Quello della donna di Cervignano, nella rarità della malattia, è un caso ancora più raro.

«In genere, infatti - racconta la protagonista- la malattia colpisce tra i 20 e i 40anni. Io ne ho già 69 eppure mi sono ammalata lo stesso».

La causa della mutazione, spiega Cerani, «non è stata ancora individuata. Non si parla nemmeno di esposizione a sostanze particolari che possano scatenare la patologia. Gli studi sono ancora in corso». Per il medico Cerani, che prima di arrivare a Lodi lavorava in un ospedale più grande della Lombardia, si tratta del suo terzo caso, a partire dal ‘94.

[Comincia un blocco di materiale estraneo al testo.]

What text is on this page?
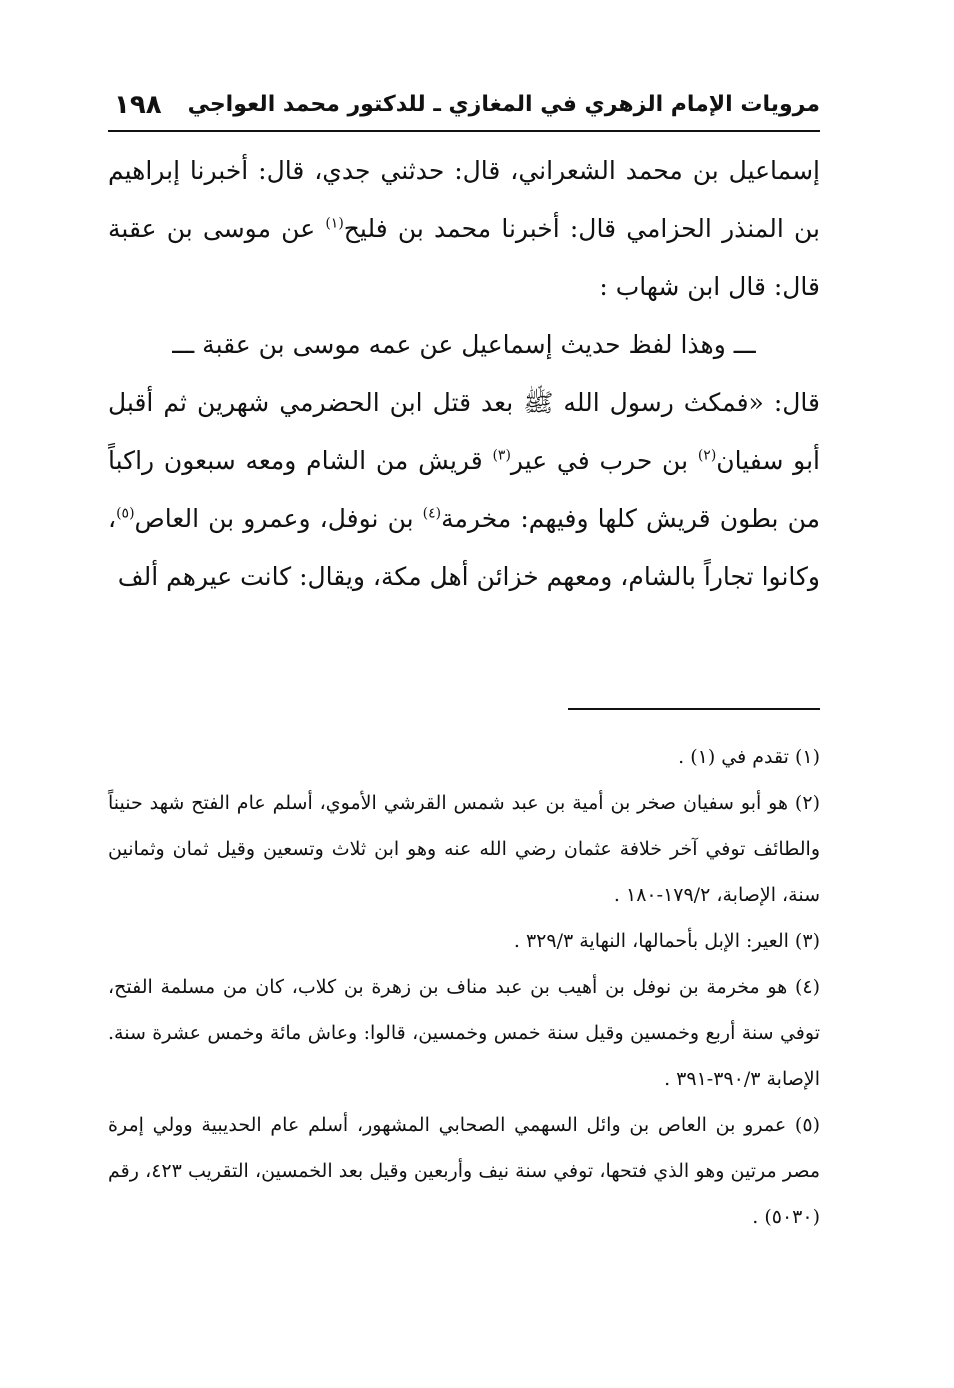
مرويات الإمام الزهري في المغازي ـ للدكتور محمد العواجي
١٩٨

إسماعيل بن محمد الشعراني، قال: حدثني جدي، قال: أخبرنا إبراهيم بن المنذر الحزامي قال: أخبرنا محمد بن فليح$^{(١)}$ عن موسى بن عقبة قال: قال ابن شهاب :

ـــ وهذا لفظ حديث إسماعيل عن عمه موسى بن عقبة ـــ

قال: «فمكث رسول الله ﷺ بعد قتل ابن الحضرمي شهرين ثم أقبل أبو سفيان$^{(٢)}$ بن حرب في عير$^{(٣)}$ قريش من الشام ومعه سبعون راكباً من بطون قريش كلها وفيهم: مخرمة$^{(٤)}$ بن نوفل، وعمرو بن العاص$^{(٥)}$، وكانوا تجاراً بالشام، ومعهم خزائن أهل مكة، ويقال: كانت عيرهم ألف

(١) تقدم في (١) .

(٢) هو أبو سفيان صخر بن أمية بن عبد شمس القرشي الأموي، أسلم عام الفتح شهد حنيناً والطائف توفي آخر خلافة عثمان رضي الله عنه وهو ابن ثلاث وتسعين وقيل ثمان وثمانين سنة، الإصابة، ١٧٩/٢-١٨٠ .

(٣) العير: الإبل بأحمالها، النهاية ٣٢٩/٣ .

(٤) هو مخرمة بن نوفل بن أهيب بن عبد مناف بن زهرة بن كلاب، كان من مسلمة الفتح، توفي سنة أربع وخمسين وقيل سنة خمس وخمسين، قالوا: وعاش مائة وخمس عشرة سنة. الإصابة ٣٩٠/٣-٣٩١ .

(٥) عمرو بن العاص بن وائل السهمي الصحابي المشهور، أسلم عام الحديبية وولي إمرة مصر مرتين وهو الذي فتحها، توفي سنة نيف وأربعين وقيل بعد الخمسين، التقريب ٤٢٣، رقم (٥٠٣٠) .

«Quando ci troviamo di fronte a un paziente con un’anemia emolitica - dice - si prendono in considerazione tutte le cause. Negli ultimi 6 mesi c’era un sospetto che la donna potesse avere questa malattia, a causa delle urine che alla mattina erano molto scure. La colorazione era stata addebitata a un’infezione delle vie urinarie. Nel Lodigiano non erano mai state fatte diagnosi di Epn», ma quando la donna è arrivata in ospedale ed è stata ricoverata in medicina non ci sono stati dubbi. L’anemia e la colorazione delle urine, associate insieme, hanno acceso un campanello d’allarme.

La paziente è consapevole della professionalità degli operatori sanitari di Lodi e si congratula con la dottoressa Cerani. Quest’ultima, però, si schermisce.

«Qua - dice - il lavoro è di equipe. Sforzi e soddisfazioni vanno condivisi con gli altri».